May 01, 2017      

Lyrebird, a Montreal-based AI startup, has taken a page straight out of Mission Impossible and created a voice imitation algorithm that will allow developers to “copy the voice of anyone” after listening to just 60 seconds of sample audio.

Adobe, Google and others have created life-like synthesized voices, but they haven’t been able to mimic voices as quickly as Lyrebird. Adobe’s Project VoCo, for example, requires a minimum 20 minutes of sample audio before it can mimic a voice. Lyrebird claims it can generate 1,000 sentences in less than half a second using GPU clusters.

To demo what its deep learning system can do, Lyrebird created the following synthesized tracks of President Donald Trump, Barack Obama and Hillary Clinton. Listen carefully to the Trump clips as you can hear the different intonations Lyrebird created.

Here’s a fake President Donald Trump sample:

And another fake Trump sample:

Here’s a fake Barack Obama sample:

Here’s a discussion between fake Trump, fake Obama and fake Hillary Clinton

The synthesized voices certainly aren’t perfect, they sound a little too robotics, but you can imagine the improvements the technology will make in the coming years. Lyrebird will eventually offer an API to developers to use the voice imitation technology for personal assistants, for reading of audio books with famous voices, for connected devices, for speech synthesis for people with disabilities, for animation movies or for video game studios. Lyrebird will offer a catalog of different voices and let the user design their own voices tailored for their needs.

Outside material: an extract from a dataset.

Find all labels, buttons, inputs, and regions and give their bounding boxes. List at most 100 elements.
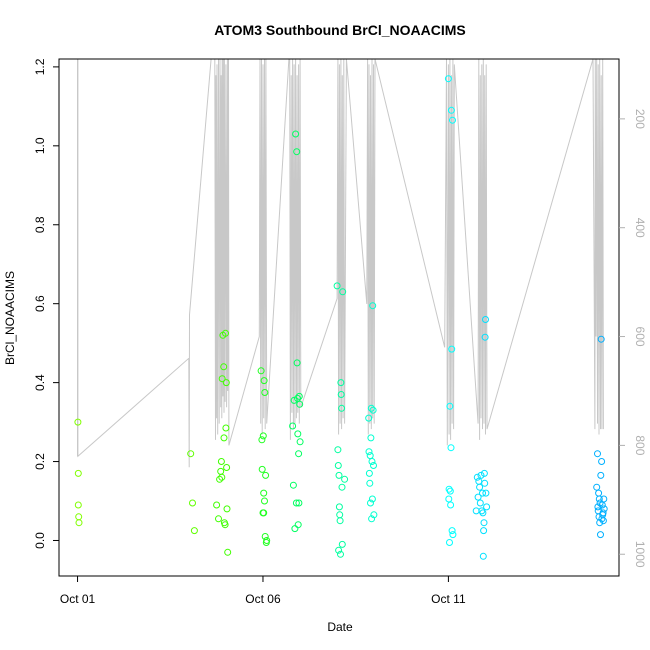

While Lyrebird wants to use the technology for good reasons, it’s easy how the technology could fall into the wrong hands and be used to create false recordings of people that could have dangerous consequences. Lyrebird addresses the ethics of its voice imitation technology on its website, but we’re not sure the answer is adequate.

“Lyrebird is the first company to offer a technology to reproduce the voice of someone as accurately and with as little recorded audio. Such a technology raises important societal issues that we address in the next paragraphs.

“Voice recordings are currently considered as strong pieces of evidence in our societies and in particular in jurisdictions of many countries. Our technology questions the validity of such evidence as it allows to easily manipulate audio recordings. This could potentially have dangerous consequences such as misleading diplomats, fraud and more generally any other problem caused by stealing the identity of someone else.

“By releasing our technology publicly and making it available to anyone, we want to ensure that there will be no such risks. We hope that everyone will soon be aware that such technology exists and that copying the voice of someone else is possible. More generally, we want to raise attention about the lack of evidence that audio recordings may represent in the near future.”

Lyrebird’s technology is still in the developmental stages, but the company says 6,000 people have already signed up for early access to its APIs. Lyrebird will also be adding support for different languages.

Lyrebird relies on deep learning models developed at the MILA lab of the University of Montreal, where its three founders are currently PhD students: Alexandre de Brebisson, Jose Sotelo and Kundan Kumar.